Он насупился, замолк и принялся изучать нечто занимательное теперь под нижней полкой, а Лика не знала, как выйти достойно из создавшейся ситуации. Ну почему он такой вредный?
– Денис, пойми, я пока не готова к этому разговору, – промолвила она, наконец, тихо.
– О дачах?
– При чем тут дачи…
– Извини, – услышала она в ответ и подняла на него глаза. – Я что-то совсем зарапортовался, – признался он.
Лика же, взглянув в лицо Кирсанову, запечалилась пуще прежнего. Лицо было, скорее, и не лицо вовсе, а маска египетского принца Рахотепа – сгусток эмоций, причем не самых добрых, полыхал пламенем в глазах. Лика поежилась.
А внутри Кирсанова все шипело и плавилось. Ах, она не готова! Она, видите ли, не готова, йошкин кот, ответить на его предложение! И что ему теперь прикажите делать, когда эти слова сорвались с губ? Что? Он, может быть, тоже был не готов пороть подобную чепуху. Но он должен знать, черт подери… Кирсанов прочистил горло.
Блин, ну что она за женщина, неужели еще не поняла что к чему?! Никогда! Никому! Он не предлагал стать его женой. А тут, на тебе, само соскочило с языка! А она даже не ответила ничего.
А, ведь не стерва, которых у него было пруд пруди, так почему же, опять двадцать пять, в жизни сплошная неразбериха? Почему все запуталось так, что даже сердце и то не на месте? Оно бьется то слева, то справа, то в горле, то в животе, то где-то в районе пяток. И такая странная миграция взбесившегося органа напрямую связана с этой женщиной, Маркизой ангелов, которая не должна играть никакой роли в его судьбе, но она почему-то играет, да, к тому же, на всех струнах сразу. Кирсанов принялся разглядывать «камень преткновения», пытаясь найти ответы на свои вопросы.
«Татах-тах, татах-тах», – пел поезд, пытаясь укачать, ублажить недовольных пассажиров, настроить их на благодушный лад.
Лика упрямо таращилась в черное окно, будто углядела там что-то невероятно занятное, заодно делая вид, что его взгляд вовсе не прожигает дырки в ее виске. Внезапно она осознала, в окне совсем ничего не видно.
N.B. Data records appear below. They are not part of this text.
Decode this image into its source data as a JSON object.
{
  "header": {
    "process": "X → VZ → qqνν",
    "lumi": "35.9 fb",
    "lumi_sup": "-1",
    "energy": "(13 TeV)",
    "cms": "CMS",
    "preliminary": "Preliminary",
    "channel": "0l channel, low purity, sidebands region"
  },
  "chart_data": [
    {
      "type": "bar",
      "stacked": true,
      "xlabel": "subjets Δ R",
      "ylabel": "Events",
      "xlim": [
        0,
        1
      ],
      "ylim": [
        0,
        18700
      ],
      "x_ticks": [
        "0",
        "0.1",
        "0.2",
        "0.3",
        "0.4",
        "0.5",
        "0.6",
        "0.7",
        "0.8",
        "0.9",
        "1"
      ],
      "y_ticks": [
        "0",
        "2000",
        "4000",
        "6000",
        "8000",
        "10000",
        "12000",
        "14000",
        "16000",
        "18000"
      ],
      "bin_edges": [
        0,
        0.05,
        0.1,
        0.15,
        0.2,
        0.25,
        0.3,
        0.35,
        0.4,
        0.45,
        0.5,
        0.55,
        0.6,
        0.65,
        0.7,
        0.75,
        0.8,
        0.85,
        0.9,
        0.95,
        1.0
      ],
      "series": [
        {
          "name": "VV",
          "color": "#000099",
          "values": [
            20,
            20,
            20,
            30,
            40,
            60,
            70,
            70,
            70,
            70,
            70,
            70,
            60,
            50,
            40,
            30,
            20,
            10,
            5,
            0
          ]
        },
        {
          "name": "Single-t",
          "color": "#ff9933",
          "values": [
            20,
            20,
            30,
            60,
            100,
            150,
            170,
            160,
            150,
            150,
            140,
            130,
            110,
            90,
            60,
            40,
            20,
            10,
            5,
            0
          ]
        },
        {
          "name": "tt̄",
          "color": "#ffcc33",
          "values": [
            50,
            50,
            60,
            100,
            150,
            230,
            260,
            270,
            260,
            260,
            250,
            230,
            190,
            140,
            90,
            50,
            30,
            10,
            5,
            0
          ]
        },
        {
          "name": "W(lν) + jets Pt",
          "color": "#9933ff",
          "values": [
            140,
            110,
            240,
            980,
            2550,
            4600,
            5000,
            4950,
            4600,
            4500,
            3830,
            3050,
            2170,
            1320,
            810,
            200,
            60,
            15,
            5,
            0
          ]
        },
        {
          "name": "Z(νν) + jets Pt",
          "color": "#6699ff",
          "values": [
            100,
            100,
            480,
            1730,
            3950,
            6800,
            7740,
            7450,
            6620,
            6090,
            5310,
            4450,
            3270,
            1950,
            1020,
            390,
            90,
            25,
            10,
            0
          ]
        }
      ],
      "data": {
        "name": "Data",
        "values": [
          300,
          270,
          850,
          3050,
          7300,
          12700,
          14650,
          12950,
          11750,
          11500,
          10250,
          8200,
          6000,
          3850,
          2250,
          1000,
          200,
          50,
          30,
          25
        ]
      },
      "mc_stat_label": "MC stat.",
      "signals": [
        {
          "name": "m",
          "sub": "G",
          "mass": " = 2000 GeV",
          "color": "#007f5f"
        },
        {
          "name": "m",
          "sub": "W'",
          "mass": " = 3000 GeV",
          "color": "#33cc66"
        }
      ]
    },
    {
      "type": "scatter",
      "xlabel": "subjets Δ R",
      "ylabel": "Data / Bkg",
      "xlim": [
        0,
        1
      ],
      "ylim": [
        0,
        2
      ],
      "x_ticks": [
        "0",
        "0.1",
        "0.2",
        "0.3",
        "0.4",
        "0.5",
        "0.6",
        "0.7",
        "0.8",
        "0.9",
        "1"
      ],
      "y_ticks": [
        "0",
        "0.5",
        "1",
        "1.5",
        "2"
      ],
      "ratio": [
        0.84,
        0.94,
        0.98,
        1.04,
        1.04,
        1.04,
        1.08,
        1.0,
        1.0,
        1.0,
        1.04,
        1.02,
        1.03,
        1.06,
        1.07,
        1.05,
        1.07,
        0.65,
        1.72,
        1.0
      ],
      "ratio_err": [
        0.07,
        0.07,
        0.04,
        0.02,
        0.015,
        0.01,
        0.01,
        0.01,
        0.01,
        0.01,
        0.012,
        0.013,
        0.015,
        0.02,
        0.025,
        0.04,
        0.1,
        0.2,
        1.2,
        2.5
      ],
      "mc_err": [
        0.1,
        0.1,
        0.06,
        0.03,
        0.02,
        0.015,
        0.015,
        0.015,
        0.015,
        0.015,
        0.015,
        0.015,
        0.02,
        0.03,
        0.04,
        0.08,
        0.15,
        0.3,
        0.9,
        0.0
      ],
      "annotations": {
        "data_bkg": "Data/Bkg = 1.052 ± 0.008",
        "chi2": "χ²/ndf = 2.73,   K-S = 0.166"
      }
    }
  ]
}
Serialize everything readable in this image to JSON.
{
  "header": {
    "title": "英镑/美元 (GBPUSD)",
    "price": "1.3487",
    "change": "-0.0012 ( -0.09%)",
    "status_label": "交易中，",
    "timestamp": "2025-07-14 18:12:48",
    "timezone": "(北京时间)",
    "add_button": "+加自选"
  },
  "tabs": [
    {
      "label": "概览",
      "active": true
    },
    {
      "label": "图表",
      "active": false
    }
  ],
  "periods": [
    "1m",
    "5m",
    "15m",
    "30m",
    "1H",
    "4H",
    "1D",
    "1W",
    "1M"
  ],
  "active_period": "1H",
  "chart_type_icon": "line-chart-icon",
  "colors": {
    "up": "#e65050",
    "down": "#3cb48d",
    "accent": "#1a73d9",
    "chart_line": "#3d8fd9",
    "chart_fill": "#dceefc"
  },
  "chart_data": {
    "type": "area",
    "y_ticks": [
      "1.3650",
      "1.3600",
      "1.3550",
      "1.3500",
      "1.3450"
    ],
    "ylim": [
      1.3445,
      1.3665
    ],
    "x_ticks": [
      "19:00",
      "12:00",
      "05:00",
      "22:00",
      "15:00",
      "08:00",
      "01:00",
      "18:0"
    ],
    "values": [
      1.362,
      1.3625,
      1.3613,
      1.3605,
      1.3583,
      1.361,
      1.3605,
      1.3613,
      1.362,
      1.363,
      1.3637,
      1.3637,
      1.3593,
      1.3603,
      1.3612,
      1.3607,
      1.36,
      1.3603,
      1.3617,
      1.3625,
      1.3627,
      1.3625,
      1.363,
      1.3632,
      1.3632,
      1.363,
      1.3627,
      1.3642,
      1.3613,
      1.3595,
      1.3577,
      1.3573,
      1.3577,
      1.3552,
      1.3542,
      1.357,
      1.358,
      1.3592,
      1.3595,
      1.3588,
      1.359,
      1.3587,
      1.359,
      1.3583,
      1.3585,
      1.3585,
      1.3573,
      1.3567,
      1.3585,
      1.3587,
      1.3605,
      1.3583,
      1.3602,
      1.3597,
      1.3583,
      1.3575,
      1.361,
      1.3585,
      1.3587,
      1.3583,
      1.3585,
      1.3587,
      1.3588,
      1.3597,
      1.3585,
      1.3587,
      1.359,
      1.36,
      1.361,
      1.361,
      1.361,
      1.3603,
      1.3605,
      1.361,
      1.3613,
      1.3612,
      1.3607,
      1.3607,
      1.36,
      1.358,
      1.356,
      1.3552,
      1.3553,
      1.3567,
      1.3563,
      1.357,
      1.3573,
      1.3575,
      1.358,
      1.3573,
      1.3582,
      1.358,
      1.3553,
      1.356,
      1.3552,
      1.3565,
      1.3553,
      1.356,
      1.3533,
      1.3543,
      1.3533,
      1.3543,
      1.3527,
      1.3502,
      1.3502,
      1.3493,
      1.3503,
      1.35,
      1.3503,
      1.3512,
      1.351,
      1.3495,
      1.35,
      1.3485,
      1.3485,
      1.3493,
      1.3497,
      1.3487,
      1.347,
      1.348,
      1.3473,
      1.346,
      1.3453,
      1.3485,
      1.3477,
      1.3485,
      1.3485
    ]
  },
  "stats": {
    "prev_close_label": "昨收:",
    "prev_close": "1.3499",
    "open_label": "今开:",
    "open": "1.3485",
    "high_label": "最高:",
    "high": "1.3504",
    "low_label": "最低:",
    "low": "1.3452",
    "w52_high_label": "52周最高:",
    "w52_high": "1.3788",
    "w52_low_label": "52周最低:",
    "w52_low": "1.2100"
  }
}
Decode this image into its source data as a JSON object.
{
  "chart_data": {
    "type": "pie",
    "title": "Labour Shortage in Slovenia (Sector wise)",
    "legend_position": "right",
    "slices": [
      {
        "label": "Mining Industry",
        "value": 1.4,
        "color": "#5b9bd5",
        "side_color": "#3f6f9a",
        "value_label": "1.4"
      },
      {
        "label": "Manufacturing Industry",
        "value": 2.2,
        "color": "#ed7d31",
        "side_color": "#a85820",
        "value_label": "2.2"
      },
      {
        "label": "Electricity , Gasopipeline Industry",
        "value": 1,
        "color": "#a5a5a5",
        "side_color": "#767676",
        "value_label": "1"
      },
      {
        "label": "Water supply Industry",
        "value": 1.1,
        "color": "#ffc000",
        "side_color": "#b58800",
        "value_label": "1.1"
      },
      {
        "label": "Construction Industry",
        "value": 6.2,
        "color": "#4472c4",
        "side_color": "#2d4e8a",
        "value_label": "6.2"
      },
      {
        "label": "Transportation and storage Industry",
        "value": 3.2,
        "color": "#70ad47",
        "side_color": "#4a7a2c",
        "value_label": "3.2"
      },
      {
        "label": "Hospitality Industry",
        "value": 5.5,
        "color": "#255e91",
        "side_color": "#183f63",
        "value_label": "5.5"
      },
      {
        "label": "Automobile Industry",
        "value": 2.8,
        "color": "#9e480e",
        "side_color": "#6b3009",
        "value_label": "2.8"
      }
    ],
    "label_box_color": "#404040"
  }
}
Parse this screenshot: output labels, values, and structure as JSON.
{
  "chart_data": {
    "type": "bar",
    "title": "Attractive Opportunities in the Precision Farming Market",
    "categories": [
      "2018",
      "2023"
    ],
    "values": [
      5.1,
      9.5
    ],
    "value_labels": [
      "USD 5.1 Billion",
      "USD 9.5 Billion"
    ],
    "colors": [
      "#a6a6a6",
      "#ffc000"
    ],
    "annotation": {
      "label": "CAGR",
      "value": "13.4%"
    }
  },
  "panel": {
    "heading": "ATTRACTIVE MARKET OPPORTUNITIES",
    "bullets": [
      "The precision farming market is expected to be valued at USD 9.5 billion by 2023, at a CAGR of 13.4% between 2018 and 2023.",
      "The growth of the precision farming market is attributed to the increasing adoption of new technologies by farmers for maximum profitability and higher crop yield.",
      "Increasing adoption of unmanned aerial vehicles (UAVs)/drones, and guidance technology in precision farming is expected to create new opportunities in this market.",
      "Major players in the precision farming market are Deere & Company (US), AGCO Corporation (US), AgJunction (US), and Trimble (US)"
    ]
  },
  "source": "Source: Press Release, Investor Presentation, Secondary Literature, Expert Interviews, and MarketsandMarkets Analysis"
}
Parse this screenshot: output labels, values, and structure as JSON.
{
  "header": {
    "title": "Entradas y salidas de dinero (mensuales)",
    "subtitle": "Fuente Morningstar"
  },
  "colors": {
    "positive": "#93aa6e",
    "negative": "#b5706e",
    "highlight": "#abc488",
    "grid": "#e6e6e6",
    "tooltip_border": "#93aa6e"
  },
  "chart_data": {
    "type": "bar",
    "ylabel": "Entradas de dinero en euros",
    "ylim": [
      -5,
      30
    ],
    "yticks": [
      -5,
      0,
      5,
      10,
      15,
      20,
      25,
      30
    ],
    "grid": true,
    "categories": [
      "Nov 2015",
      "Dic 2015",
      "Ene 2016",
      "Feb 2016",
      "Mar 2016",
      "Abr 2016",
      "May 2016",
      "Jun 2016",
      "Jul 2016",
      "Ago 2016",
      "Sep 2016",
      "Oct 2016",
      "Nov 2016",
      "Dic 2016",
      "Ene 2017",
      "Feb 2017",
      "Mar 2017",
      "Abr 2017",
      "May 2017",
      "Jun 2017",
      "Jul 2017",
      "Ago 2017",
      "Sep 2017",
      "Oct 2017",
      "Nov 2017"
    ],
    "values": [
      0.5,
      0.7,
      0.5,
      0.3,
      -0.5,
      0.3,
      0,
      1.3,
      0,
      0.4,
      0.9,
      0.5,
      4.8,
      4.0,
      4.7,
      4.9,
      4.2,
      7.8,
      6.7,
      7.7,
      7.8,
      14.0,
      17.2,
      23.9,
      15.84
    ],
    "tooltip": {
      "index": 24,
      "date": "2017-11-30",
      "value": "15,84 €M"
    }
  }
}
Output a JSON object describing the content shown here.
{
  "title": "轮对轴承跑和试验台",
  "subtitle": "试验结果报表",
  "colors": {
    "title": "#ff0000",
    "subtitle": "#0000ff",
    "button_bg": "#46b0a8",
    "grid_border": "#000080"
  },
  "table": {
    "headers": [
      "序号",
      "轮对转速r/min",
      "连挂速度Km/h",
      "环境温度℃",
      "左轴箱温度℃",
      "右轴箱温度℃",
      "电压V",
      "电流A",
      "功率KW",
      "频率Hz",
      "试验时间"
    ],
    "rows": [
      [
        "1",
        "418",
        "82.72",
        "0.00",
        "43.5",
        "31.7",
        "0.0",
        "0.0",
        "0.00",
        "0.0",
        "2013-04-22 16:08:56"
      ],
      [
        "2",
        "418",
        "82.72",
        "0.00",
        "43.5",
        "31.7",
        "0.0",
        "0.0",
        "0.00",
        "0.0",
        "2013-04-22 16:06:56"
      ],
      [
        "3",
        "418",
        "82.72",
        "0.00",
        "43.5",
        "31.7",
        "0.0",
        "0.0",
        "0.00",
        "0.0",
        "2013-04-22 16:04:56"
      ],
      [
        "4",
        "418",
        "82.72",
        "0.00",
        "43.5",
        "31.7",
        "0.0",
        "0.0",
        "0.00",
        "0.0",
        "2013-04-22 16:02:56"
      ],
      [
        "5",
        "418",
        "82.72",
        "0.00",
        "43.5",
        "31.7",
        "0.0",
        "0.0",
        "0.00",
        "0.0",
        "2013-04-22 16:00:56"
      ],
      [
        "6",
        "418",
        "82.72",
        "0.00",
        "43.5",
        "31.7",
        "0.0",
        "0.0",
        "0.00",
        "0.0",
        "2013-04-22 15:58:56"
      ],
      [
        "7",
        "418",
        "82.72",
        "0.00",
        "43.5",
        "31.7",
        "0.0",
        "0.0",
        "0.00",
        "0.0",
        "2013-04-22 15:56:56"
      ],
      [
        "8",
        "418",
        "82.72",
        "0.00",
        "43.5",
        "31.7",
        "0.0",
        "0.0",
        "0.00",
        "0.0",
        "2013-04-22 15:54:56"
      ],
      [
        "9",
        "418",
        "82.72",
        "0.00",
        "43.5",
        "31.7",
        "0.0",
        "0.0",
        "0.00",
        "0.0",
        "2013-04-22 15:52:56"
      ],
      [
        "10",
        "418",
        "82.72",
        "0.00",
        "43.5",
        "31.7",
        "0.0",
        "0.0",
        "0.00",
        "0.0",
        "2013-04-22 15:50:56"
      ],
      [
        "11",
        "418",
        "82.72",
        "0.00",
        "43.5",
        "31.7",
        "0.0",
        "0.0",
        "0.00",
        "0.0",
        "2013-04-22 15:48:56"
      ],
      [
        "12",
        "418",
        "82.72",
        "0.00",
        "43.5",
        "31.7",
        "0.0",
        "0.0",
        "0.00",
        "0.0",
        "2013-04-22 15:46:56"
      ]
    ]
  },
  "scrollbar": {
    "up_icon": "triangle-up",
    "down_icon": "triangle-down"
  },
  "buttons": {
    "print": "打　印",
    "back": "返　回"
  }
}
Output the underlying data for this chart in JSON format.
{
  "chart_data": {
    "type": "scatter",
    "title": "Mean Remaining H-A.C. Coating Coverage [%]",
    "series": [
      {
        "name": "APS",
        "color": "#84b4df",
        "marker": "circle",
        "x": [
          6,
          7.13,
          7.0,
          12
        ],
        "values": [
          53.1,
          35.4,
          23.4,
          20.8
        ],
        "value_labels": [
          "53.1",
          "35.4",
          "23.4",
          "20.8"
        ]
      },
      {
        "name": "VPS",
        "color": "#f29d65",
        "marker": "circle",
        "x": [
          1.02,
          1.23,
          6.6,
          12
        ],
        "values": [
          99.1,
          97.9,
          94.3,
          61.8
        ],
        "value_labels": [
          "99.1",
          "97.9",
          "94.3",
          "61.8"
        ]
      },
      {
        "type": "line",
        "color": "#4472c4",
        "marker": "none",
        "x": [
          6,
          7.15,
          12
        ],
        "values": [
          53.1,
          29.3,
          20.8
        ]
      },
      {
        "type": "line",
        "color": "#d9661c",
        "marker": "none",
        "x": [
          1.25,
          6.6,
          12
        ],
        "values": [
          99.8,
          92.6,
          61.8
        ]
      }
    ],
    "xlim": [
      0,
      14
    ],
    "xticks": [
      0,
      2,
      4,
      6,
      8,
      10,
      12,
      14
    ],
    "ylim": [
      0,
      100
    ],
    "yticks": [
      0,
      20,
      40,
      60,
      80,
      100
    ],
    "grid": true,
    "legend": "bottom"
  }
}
Почему они не заметили, когда наступила ночь, рассеянно подумала она. Почему он спросил то, что спросил, и как она должна была отреагировать? Ага, зашуршал чем-то, но она к нему не повернулась, не могла пока смотреть ему в глаза. Отчего же так сладко и одновременно настолько горько в душе, дивилась Лика своему состоянию. И что ей делать, может, отравиться, облегчив работу киллеру?